TRENTON – A bill sponsored by Senator Ronald L. Rice which would limit the increase in property taxes payable on any new building or structure to five percent above the most recent tax assessment on the replaced building or structure was approved by the Senate Community and Urban Affairs Committee yesterday by a vote of 3-0, with 2 abstentions.
“At a time when the housing market is in a slump and people are out of work, we need to remove any obstacles which block redevelopment in communities in need,” said Senator Rice, D-Essex, and Chairman of the Senate Community and Urban Affairs Committee. “With New Jersey’s highest-in-the-nation property taxes, one of the biggest obstacles to reclaiming run-down buildings in our impoverished cities is the unfair hike on property taxes when a building is improved. Rather than base property tax calculations on outdated and unfair tax models, we need to provide a shield from unjust tax increases when a community is trying to rebuild itself.”
The bill, S-74, would establish a cap of five percent above the most recent tax assessment on a replaced building or structure for any new, renovated or redeveloped buildings in New Jersey. Under the bill, the five percent increase limitation would remain in effect until the new building or structure has its true and fair value assessed as part of a municipal-wide revaluation. Senator Rice noted that the bill is intended to promote redevelopment in older urban communities and maintain a habitable housing stock by encouraging the renovation of property without triggering a disproportionate increase in property taxes on the renovated property when other properties in the neighborhood are assessed below market value.

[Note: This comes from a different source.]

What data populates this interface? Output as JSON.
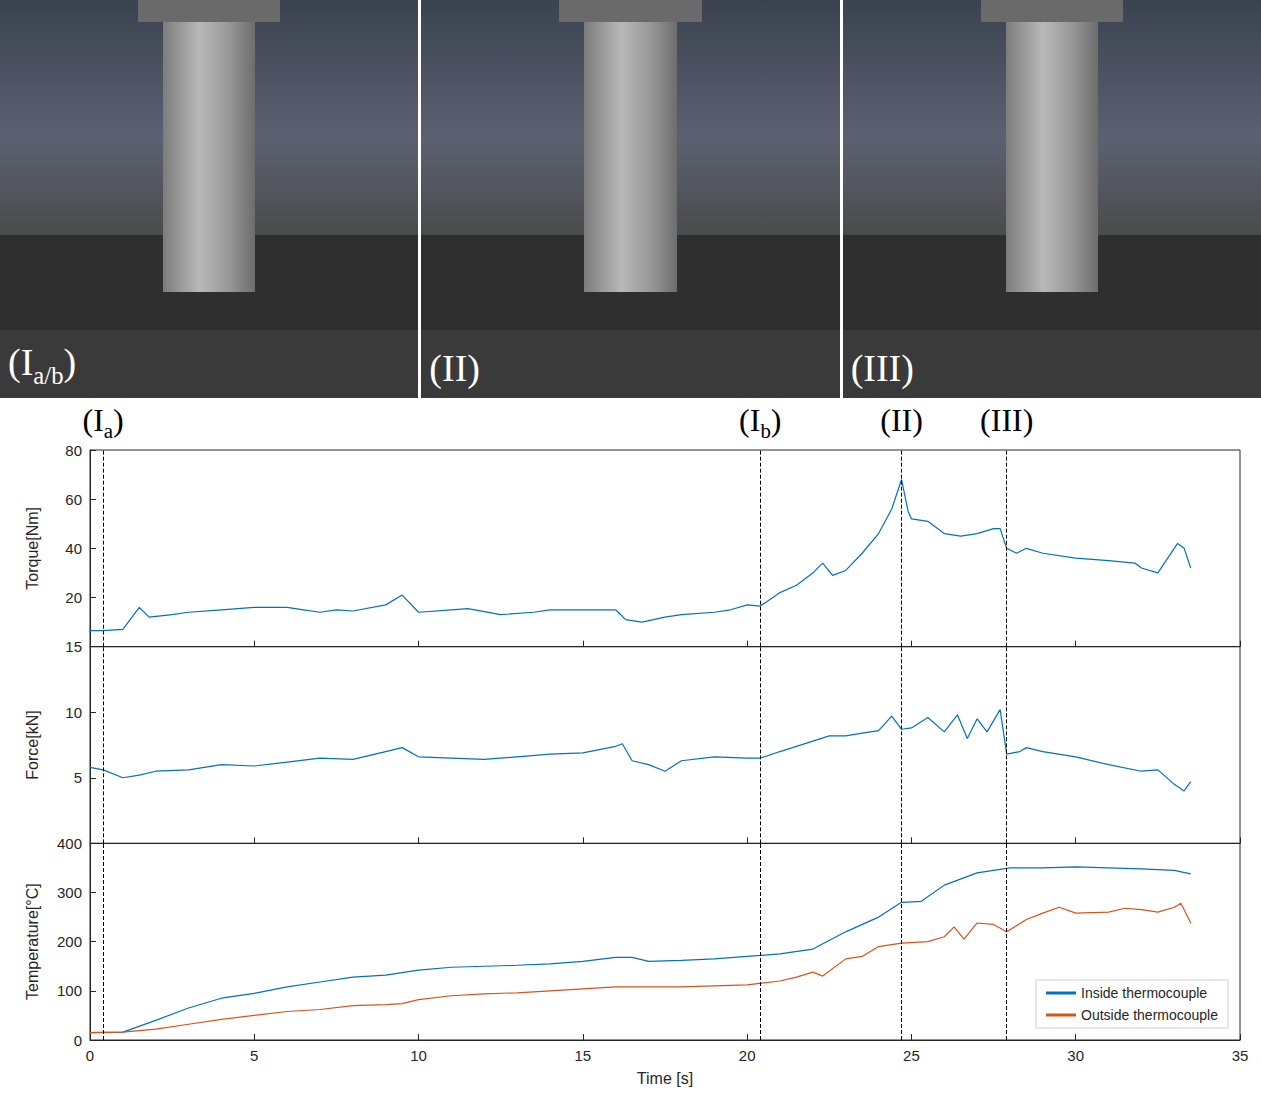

“New Jersey has an overwhelming interest in promoting redevelopment in lower-income neighborhoods, to create affordable housing where there is none, and put unemployed New Jerseyans to work,” said Senator Rice. “Especially when market values are down, developers and redevelopers back off from the sort of projects that New Jersey needs, because property taxes are simply too high, and further over-inflated based on home values in market boom years. This bill keeps property taxes in check until revaluation can occur, and will hopefully encourage new jobs and housing opportunities to be created in cities where they will do the most good.”
The bill now heads to the Senate Budget and Appropriations Committee for review before going to the full Senate for consideration.